Het deelnemer/toeschouwer principe is tekenend voor de wereld en daarom zeker ook voor het proces van voorspellen en toezicht houden. Dit principe geeft aan dat het beoordelen van situaties een meer complex proces is dan dat in eerste instantie zou lijken. Omdat mensen die moeten beoordelen of een raming voor economische grootheden moeten geven (werknemers van DNB, AFM of het CPB*) behalve toeschouwers tevens deelnemers zijn aan de wereld, is de mate van oordelen afhankelijk van het wereldbeeld wat men als deelnemer heeft.

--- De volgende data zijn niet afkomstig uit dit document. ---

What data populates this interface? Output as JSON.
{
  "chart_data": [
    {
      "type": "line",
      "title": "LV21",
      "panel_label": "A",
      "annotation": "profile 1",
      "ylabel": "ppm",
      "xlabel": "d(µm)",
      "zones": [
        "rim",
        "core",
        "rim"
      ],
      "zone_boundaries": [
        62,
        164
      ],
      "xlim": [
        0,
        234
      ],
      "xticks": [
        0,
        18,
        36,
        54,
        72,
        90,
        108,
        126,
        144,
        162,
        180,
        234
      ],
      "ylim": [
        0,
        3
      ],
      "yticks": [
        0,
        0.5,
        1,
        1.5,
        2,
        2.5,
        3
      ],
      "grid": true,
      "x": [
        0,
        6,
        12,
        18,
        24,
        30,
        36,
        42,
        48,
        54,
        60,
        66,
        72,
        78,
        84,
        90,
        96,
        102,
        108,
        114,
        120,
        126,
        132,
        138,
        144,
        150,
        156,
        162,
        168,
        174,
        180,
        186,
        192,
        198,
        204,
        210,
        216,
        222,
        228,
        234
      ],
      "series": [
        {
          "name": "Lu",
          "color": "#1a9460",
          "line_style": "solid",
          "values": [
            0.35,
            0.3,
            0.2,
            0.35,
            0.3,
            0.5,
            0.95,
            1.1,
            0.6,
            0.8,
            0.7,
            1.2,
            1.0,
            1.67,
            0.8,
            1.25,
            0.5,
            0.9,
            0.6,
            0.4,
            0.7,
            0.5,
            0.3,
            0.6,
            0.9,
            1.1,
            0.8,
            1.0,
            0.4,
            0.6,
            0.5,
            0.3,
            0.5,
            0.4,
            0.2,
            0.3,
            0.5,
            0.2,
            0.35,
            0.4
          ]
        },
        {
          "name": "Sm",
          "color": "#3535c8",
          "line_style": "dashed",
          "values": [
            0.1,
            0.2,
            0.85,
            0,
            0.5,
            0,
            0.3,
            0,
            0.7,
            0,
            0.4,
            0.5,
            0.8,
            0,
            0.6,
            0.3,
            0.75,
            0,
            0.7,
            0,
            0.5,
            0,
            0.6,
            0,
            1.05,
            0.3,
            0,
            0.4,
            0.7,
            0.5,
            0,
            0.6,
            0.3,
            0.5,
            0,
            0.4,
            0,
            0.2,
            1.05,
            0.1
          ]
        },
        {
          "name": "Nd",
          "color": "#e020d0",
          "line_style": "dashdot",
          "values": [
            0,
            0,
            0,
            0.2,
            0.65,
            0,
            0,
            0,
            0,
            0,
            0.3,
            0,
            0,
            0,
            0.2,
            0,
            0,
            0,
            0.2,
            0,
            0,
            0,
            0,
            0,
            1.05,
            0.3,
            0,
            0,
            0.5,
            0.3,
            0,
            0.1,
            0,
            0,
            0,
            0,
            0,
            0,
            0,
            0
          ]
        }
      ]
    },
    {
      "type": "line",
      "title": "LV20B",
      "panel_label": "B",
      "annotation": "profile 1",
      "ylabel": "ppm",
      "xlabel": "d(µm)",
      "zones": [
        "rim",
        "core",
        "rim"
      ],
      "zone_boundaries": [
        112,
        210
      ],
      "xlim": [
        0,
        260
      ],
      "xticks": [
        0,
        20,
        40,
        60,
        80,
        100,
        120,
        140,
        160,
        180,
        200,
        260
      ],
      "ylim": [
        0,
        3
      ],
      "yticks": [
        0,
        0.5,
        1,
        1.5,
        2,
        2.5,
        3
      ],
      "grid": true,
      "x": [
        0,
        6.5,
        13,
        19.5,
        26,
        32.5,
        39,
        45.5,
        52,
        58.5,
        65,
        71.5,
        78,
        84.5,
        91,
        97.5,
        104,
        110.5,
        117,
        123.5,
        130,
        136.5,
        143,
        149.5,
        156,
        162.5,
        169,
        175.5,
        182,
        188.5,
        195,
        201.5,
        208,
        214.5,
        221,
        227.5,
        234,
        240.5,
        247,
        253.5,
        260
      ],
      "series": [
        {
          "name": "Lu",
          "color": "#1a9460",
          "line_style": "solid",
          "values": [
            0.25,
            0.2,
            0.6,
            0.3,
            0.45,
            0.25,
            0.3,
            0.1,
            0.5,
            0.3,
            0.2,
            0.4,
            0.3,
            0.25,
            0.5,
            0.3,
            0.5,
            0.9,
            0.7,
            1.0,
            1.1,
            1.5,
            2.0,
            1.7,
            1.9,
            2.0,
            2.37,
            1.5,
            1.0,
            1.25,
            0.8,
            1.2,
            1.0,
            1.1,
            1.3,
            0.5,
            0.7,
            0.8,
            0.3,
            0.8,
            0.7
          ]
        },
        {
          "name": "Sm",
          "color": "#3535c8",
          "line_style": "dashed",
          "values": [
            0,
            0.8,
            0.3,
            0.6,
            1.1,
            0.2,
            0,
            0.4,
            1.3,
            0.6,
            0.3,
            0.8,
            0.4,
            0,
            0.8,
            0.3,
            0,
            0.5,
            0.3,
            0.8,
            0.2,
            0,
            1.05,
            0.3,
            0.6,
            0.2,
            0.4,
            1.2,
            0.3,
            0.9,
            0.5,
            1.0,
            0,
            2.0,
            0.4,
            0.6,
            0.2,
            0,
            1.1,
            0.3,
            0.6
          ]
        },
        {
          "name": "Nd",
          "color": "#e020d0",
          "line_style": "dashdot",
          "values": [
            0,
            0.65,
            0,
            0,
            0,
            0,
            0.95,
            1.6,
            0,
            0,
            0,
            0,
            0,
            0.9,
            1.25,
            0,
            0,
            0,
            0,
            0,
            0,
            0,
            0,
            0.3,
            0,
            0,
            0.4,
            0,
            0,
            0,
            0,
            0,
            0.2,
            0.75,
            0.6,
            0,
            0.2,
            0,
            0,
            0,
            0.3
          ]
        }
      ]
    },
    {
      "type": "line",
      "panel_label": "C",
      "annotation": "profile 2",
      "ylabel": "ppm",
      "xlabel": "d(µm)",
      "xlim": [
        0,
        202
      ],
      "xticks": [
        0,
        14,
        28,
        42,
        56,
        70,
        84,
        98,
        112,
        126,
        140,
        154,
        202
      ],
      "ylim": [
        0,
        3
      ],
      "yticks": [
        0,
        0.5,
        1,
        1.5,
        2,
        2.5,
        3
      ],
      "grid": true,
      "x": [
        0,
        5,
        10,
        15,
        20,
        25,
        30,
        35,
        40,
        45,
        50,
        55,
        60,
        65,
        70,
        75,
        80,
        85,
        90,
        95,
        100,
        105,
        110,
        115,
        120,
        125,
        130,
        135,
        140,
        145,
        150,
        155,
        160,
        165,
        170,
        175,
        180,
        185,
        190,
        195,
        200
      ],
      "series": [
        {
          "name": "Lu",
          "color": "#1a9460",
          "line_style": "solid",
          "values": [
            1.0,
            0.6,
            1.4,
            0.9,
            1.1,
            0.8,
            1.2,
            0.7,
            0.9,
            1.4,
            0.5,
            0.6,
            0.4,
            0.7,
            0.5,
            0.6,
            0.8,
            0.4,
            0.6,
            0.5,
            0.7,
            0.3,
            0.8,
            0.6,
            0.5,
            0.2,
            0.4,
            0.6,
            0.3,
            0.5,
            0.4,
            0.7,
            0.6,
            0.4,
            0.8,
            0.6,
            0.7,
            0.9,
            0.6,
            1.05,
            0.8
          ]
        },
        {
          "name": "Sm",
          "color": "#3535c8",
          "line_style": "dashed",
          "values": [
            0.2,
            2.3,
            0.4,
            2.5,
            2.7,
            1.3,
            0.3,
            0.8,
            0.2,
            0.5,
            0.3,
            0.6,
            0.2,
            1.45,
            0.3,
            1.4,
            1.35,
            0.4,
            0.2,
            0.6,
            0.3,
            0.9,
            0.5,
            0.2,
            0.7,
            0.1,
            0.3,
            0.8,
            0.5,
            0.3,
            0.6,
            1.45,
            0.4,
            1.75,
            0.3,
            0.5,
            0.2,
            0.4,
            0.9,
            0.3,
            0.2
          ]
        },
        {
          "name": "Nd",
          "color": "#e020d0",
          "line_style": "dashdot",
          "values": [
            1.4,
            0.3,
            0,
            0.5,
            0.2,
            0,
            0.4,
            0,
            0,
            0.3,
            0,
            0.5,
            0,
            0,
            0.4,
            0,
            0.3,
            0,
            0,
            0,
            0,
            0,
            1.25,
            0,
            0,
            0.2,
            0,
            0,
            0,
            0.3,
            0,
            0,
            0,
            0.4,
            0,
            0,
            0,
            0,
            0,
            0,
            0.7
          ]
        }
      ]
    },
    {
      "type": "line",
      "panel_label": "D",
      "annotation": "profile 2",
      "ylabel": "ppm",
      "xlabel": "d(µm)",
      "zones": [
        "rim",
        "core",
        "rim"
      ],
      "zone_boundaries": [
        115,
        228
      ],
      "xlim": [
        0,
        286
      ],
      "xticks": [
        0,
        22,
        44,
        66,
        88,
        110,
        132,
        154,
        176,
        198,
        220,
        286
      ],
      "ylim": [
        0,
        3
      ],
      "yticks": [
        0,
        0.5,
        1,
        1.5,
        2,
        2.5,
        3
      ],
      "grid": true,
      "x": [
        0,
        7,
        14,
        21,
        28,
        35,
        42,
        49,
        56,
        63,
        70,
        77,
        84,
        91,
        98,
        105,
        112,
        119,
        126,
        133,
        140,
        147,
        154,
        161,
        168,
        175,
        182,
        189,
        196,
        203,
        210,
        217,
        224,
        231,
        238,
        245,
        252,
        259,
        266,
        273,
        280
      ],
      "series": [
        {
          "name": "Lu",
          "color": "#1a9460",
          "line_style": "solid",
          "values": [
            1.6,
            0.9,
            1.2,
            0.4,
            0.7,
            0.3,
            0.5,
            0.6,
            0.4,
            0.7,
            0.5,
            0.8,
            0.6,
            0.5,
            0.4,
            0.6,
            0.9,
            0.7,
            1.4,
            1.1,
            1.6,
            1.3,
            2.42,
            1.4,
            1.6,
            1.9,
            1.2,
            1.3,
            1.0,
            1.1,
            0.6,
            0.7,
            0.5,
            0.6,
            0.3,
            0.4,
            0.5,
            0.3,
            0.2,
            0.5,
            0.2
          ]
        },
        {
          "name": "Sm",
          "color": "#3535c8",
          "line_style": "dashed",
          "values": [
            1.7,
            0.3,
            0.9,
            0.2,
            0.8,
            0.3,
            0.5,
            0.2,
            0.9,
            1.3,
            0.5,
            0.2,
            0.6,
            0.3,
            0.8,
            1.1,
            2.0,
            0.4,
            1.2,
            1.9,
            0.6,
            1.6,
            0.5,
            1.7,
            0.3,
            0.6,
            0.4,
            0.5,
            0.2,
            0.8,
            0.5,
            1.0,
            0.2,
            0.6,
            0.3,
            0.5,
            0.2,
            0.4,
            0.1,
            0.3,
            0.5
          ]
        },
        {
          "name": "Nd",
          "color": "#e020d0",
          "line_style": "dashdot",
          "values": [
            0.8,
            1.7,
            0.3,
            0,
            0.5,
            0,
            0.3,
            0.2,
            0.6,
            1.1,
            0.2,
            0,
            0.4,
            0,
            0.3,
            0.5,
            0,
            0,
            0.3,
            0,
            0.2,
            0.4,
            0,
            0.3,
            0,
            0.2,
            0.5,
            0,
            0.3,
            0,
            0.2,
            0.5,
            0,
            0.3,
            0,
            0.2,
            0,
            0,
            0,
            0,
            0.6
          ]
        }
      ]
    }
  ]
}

Veranderen onderliggende theorieën radicaal, dan verandert het wereldbeeld en daarmee verandert ook de waarneming, interpretatie of het oordeel.
In feite zouden we als beoordelaar, in de rol van toeschouwer dus, enkel objectief kunnen oordelen vanuit een buiten tijd/ruimtelijke situatie om niet bevooroordeeld te zijn door enige aan verandering onderhevige theorie. Deze situatie is in onze wereld een onmogelijkheid. Het feit dat we als toeschouwer hier zijn heeft immers al in zich dat we ons begeven in de tijd/ruimte waarmee aan de voorwaarde voor deelnemer wordt voldaan. Bewust óf onbewust ben je altijd verweven in het geheel en als toeschouwer dus beïnvloedt door de ideeën en opvattingen die je als deelnemer hebt. Een onverenigbare tegenstelling, maar zoals eveneens de wereld in al haar facetten deze paradoxale structuur heeft, is dit een onvermijdelijkheid, ja zelfs een noodzakelijkheid voor een mens en ook voor de wereld om überhaupt te bestaan.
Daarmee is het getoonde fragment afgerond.